Schreiber’s maternal grandfather was from Ukraine and his directorial debut, Everything is Illuminated (2005), was based on a novel about a young Jewish American man’s journey to explore his roots in Ukraine. After the invasion, Schreiber partnered with BlueCheck and Ukrainian President Volodymur Zelensky’s United24 charitable fundraising platform. He met with Zelensky in Kyiv in August 2022.
BlueCheck co-founder Murphy Poindexter said that “the Mriya team reached out to us about their goal of doing a fundraiser to spread awareness and raise money for local NGOs supporting children in Ukraine”.
Gala guests circulated with spritzes, prosecco and hors d’oeuvres in hand through Baxter’s California-style home and out to the pool, which was flanked by Ukrainian artists’ paintings. Performances by the Fima Chupakhin Jazz Band and DJ Anastasia Bondarenko provided the soundtrack.
Some items were sold in a silent auction. A percentage of art sale proceeds went to BlueCheck. Gala cocktail tickets were $250; $750 tickets included a curated dinner by Ukrainian chef Dima Martseniuk. Canapés included a Ukrainian specialty: dark bread topped with cured pork fat known as salo and a pickle. Ticket sales raised $22,000, with a total of $31,380 by evening’s end, including art sales. Fundraising will continue via an online auction.
Guests included the food and wine columnist Baroness Sheri De Borchgrave and the real estate mogul and former Solomon R. Guggenheim Foundation board member Janna Bullock—who was briefly a Moscow art scene fixture nearly two decades ago when she was married to a local government official. Ukrainian model Alina Baikova, who has appeared in a “Fuck You Putin” shirt at New York Fashion Week and the Cannes Film Festival, wore an outfit featuring Ukraine’s yellow and blue colours. The Ukrainian flag and “Stand With Ukraine” pins were strategically placed on her see-through yellow blouse.

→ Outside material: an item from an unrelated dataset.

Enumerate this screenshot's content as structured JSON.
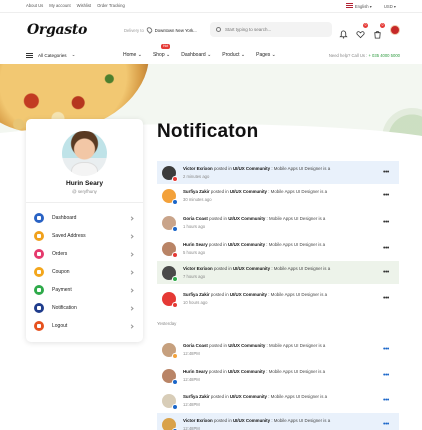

In a poolside speech, Julia Haart, star of the Netflix series My Unorthodox Life, announced that she had purchased Dasha Kandinsky’s Blossom #6, for $12,000. Haart, who was born in Moscow and brought to the US as a child, described delivering ambulances to the besieged city of Bakhmut in eastern Ukraine. “The fight that is happening in Ukraine today is a battle for freedom, and it is our duty to stand with them,” she said.
Marta Fedoriw, who combats Russia’s child kidnappings as chair of the Ukrainian National Women’s League of America’s “Return Ukraine’s Children” programme, told The Art Newspaper that “the abduction of Ukraine’s children and theft of its art are both part of the same campaign to destroy Ukrainian cultural identity”. She and other attendees said that events like the gala are needed to raise awareness and fight donor fatigue.
The only exhibiting artist who could attend was Julia Isabel, who left Ukraine after Russia annexed Crimea in 2014 and now lives in Connecticut. Her son, who went to visit Ukraine just before Russia invaded, cannot leave because he is of war mobilisation age (18 to 60).
“The war in Ukraine has affected everyone in some way,” Isabel said, standing near her self-portrait, She and Her Shadows (priced at $8,000), which she said illustrates her understanding that there is “no time to die” because there is “a lot to do still”.